Baik Pulau Jawa dan Sumatra telah tunduk pada pengaruh budaya yang besar dari sub benua
India selama milenium pertama dan kedua era Masehi. Bukti-bukti paling awal dari pengaruh
Hindu di Jawa dapat ditemukan dalam prasasti abad ke-4 Tarumanagara yang tersebar di
seluruh Jakarta modern dan Bogor. Pada abad ke-6 dan abad ke-7 banyak kerajaan maritim
muncul di Sumatra dan Jawa yang menguasai perairan di Selat Malaka dan berkembang
dengan meningkatnya perdagangan laut antara Tiongkok dan Hindustan dan selewatnya.
Selama periode ini, cendekiawan-cendekiawan dari Hindustan dan Tiongkok mengunjungi
kerajaan-kerajaan maritim tersebut untuk menerjemahkan teks-teks sastra dan agama.

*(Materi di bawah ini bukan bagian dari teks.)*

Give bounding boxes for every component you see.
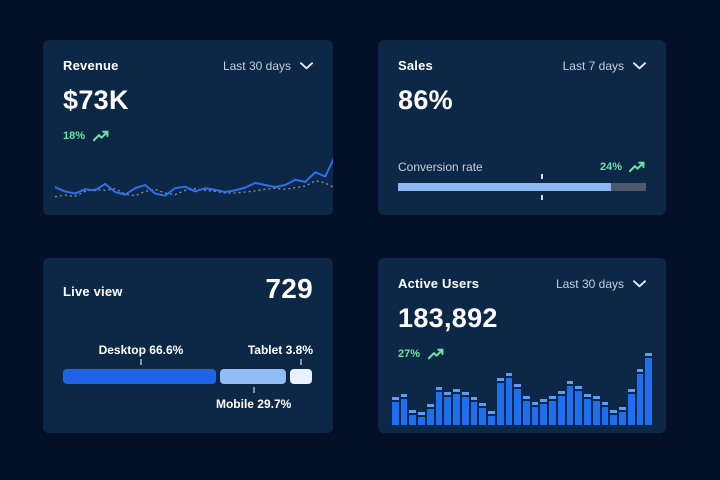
revenue-range-dropdown[interactable]: Last 30 days: [223, 59, 313, 73]
live-view-card-title: Live view: [63, 284, 123, 299]
active-users-bar: [610, 410, 618, 425]
active-users-bar: [514, 383, 522, 425]
sales-range-label: Last 7 days: [562, 58, 624, 73]
sales-card-title: Sales: [398, 58, 433, 73]
desktop-label-tick: [139, 359, 142, 365]
live-view-value: 729: [265, 273, 313, 304]
trend-up-icon: [629, 161, 645, 173]
active-users-bar: [575, 385, 583, 425]
active-users-bar: [470, 396, 478, 425]
active-users-bar: [523, 396, 530, 425]
mobile-label-tick: [252, 387, 255, 393]
active-users-bar: [453, 389, 460, 425]
active-users-bar: [531, 402, 539, 425]
revenue-card: Revenue Last 30 days $73K 18%: [43, 40, 333, 215]
active-users-bar: [584, 393, 591, 425]
active-users-range-label: Last 30 days: [555, 276, 624, 291]
conversion-delta-value: 24%: [599, 161, 622, 173]
active-users-bar: [592, 396, 600, 425]
active-users-value: 183,892: [398, 303, 498, 333]
active-users-card-header: Active Users Last 30 days: [378, 258, 666, 291]
active-users-bar: [619, 407, 626, 425]
chevron-down-icon: [300, 61, 313, 69]
mobile-segment-label: Mobile 29.7%: [215, 397, 292, 411]
desktop-segment: [63, 369, 216, 384]
active-users-bar: [549, 396, 556, 425]
revenue-value: $73K: [63, 85, 129, 115]
device-split-bar: [63, 369, 313, 384]
revenue-line-chart: [55, 147, 333, 207]
tablet-segment: [290, 369, 312, 384]
revenue-range-label: Last 30 days: [222, 58, 291, 73]
active-users-bar: [392, 396, 399, 425]
active-users-bar: [496, 378, 504, 425]
active-users-bar: [557, 391, 565, 425]
device-split-chart: Desktop 66.6% Tablet 3.8% Mobile 29.7%: [63, 343, 313, 419]
sales-range-dropdown[interactable]: Last 7 days: [563, 59, 646, 73]
active-users-bar: [540, 399, 548, 425]
revenue-current-period-line: [55, 155, 333, 199]
active-users-bar: [505, 373, 513, 425]
active-users-bar: [418, 412, 425, 425]
chevron-down-icon: [633, 279, 646, 287]
active-users-delta-value: 27%: [398, 348, 421, 360]
active-users-bar: [435, 387, 443, 425]
active-users-card-title: Active Users: [398, 276, 480, 291]
active-users-bar: [645, 353, 653, 425]
revenue-delta-row: 18%: [43, 130, 333, 142]
active-users-card: Active Users Last 30 days 183,892 27%: [378, 258, 666, 433]
conversion-progress-bar: [398, 174, 646, 200]
conversion-rate-row: Conversion rate 24%: [398, 160, 646, 174]
desktop-segment-label: Desktop 66.6%: [98, 343, 184, 357]
sales-value: 86%: [398, 85, 453, 115]
tablet-segment-label: Tablet 3.8%: [247, 343, 313, 357]
chevron-down-icon: [633, 61, 646, 69]
sales-card: Sales Last 7 days 86% Conversion rate 24…: [378, 40, 666, 215]
active-users-bar: [461, 392, 469, 425]
trend-up-icon: [428, 348, 444, 360]
conversion-target-marker-top: [540, 174, 543, 179]
revenue-delta-value: 18%: [63, 130, 86, 142]
active-users-bar: [400, 393, 408, 425]
conversion-rate-label: Conversion rate: [398, 160, 483, 174]
conversion-progress-fill: [398, 183, 612, 191]
revenue-card-title: Revenue: [63, 58, 119, 73]
active-users-delta-row: 27%: [378, 348, 666, 360]
active-users-bar: [426, 403, 434, 425]
live-view-card: Live view 729 Desktop 66.6% Tablet 3.8% …: [43, 258, 333, 433]
conversion-rate-block: Conversion rate 24%: [398, 160, 646, 200]
active-users-range-dropdown[interactable]: Last 30 days: [556, 277, 646, 291]
active-users-bar: [409, 410, 417, 425]
tablet-label-tick: [299, 359, 302, 365]
revenue-card-header: Revenue Last 30 days: [43, 40, 333, 73]
conversion-target-marker-bottom: [540, 195, 543, 200]
active-users-bar: [479, 403, 487, 425]
active-users-bar: [488, 410, 495, 425]
active-users-bar: [627, 389, 635, 425]
conversion-delta-row: 24%: [600, 161, 646, 173]
sales-card-header: Sales Last 7 days: [378, 40, 666, 73]
active-users-bar: [444, 392, 452, 425]
trend-up-icon: [93, 130, 109, 142]
active-users-bar: [566, 381, 574, 425]
active-users-bar: [601, 402, 609, 425]
mobile-segment: [219, 369, 287, 384]
live-view-card-header: Live view 729: [43, 258, 333, 304]
active-users-bar: [636, 368, 644, 425]
active-users-bar-chart: [392, 353, 653, 425]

Dari abad ke-4 sampai abad ke-15 kerajaan Hindu bangkit dan jatuh di Jawa: Tarumanagara,
Kalingga, Medang, Kerajaan Kediri, Kerajaan Sunda, Singhasari dan Majapahit. Era ini
dikenal sebagai Era Klasik Jawa, di mana sastra, seni dan arsitektur Hindu-Buddha
berkembang dan menjadi masuk ke dalam budaya lokal Nusantara di bawah perlindungan
keraton Hindu Jawa. Selama periode ini, banyak kuil Hindu Jawa dibangun, termasuk Candi
Prambanan abad ke-9 di dekat Kota Yogyakarta, yang telah ditetapkan sebagai Situs Warisan
Dunia.

Di antara kerajaan-kerajaan Hindu Jawa, yang paling dianggap penting adalah Majapahit,
yang merupakan kerajaan terbesar dan kerajaan Hindu terakhir yang signifikan dalam sejarah
Indonesia. Majapahit berpusat di Jawa Timur, memerintah sebagian besar dari apa yang
sekarang merupakan Indonesia modern dari sana. Sisa-sisa kerajaan Majapahit bergeser ke
Bali pada abad ke-16 setelah dihancurkan oleh negara-negara Islam di wilayah pesisir
Jawa.[7]

Hindu Jawa telah memiliki dampak yang signifikan dan meninggalkan jejak yang jelas dalam
seni dan budaya suku Jawa. Pertunjukan wayang serta tarian Wayang Wong dan tarian klasik
Jawa lainnya yang berasal dari epos Hindu Ramayana dan Mahabharata. Meskipun
mayoritas orang Jawa sekarang mengidentifikasikan diri sebagai Muslim, bentuk seni Hindu
Jawa tersebut masih bertahan. Hindu Jawa telah bertahan dalam berbagai tingkat dan bentuk
di Jawa; dalam beberapa tahun terakhir, konversi ke agama Hindu telah meningkat, terutama
di daerah yang mengelilingi sebuah situs besar agama Hindu Jawa, seperti wilayah Klaten di
dekat Candi Prambanan. Kelompok etnis suku adat tertentu, seperti suku Tengger dan suku
Osing, juga terkait dengan tradisi keagamaan Hindu Jawa.